Menjelang usia kehamilan cukup bulan, terjadi kelamahan pada selaput janin
yang memicu robekan. Selain itu hal-hal yang bersifat patologis seperti
perdarahan dan infeksi juga dapat menyebabkan terjadinya KPD (Rukiyah dan
Yulianti, 2010). Penyebab terjadinya KPD diantaranya karena trauma pada perut
ibu, kelainan 8 letak janin dalam rahim, atau pada kehamilan grande multipara
(Manuaba, 2009). KPD disebabkan oleh berkurangnya kekuatan membran
karena suatu infeksi yang dapat berasal dari vagina dan serviks atau
meningkatnya tekanan intrauterine atau oleh kedua faktor tersebut
(Prawirohardjo, 2009)
D. Patofisiologi
Mekanisme terjadinya ketuban pecah dini dapat berlangsung sebagai berikut:
1) Selaput ketuban tidak kuat sebagai akibat kurangnya jaringan ikat dan
vaskularisasi. Bila terjadi pembukaan serviks maka selaput ketuban sangat
lemah dan mudah pecah dengan mengeluarkan air ketuban.

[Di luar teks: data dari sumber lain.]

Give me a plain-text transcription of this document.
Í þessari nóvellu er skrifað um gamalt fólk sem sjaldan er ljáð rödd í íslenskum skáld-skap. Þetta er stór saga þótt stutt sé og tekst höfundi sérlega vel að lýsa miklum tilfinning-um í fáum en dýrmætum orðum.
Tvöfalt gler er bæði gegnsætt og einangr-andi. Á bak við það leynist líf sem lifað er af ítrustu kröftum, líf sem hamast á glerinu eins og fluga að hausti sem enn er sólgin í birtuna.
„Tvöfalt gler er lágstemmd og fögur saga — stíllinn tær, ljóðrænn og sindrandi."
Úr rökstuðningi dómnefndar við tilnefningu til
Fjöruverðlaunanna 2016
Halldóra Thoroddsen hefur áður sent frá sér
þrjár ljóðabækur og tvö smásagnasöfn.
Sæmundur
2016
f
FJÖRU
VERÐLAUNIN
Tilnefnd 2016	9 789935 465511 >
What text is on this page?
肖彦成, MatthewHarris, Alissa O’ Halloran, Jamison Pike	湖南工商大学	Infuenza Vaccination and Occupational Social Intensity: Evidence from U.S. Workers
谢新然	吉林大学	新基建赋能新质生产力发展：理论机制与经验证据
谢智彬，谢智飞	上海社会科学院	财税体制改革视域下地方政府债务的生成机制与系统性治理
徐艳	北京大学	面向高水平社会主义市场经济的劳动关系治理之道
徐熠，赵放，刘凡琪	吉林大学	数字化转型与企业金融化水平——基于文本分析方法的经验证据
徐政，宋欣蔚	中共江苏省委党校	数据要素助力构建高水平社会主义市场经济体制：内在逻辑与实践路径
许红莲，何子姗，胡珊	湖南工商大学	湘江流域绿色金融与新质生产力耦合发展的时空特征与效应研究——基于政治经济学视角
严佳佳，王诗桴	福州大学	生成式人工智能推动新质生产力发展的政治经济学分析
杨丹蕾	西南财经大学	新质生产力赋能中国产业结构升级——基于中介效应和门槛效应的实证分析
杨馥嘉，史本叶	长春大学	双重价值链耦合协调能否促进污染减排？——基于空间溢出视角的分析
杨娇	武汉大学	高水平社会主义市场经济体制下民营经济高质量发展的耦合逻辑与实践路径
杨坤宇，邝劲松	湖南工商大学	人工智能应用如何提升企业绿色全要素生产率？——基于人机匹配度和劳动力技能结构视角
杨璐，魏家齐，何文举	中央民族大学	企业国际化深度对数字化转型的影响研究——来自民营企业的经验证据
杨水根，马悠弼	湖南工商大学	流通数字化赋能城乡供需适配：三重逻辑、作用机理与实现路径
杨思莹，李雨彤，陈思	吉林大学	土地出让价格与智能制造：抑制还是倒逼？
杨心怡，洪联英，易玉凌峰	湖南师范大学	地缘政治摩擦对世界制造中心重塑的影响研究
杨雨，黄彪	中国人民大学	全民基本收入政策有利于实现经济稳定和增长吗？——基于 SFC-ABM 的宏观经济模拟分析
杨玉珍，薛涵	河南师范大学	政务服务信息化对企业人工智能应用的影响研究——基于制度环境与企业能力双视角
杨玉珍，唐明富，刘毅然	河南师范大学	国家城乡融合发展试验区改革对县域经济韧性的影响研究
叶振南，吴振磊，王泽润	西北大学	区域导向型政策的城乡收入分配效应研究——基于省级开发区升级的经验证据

2) Kolagen terdapat pada lapisan kompakta amnion, fibroblas, jaringan
retikuler korion dan trofoblas. Sintesis maupun degradasi jaringan kolagen
dikontrol oleh sistem aktifitas dan inhibisi interleukin-1 (IL-1) dan
prostaglandin. Jika ada infeksi dan inflamasi, terjadi peningkatan aktifitas
IL-1 dan prostaglandin, menghasilkan kolagenase jaringan, sehingga terjadi
depolimerisasi kolagen pada selaput korion/amnion, menyebabkan selaput
ketuban tipis, lemah dan mudah pecah spontan.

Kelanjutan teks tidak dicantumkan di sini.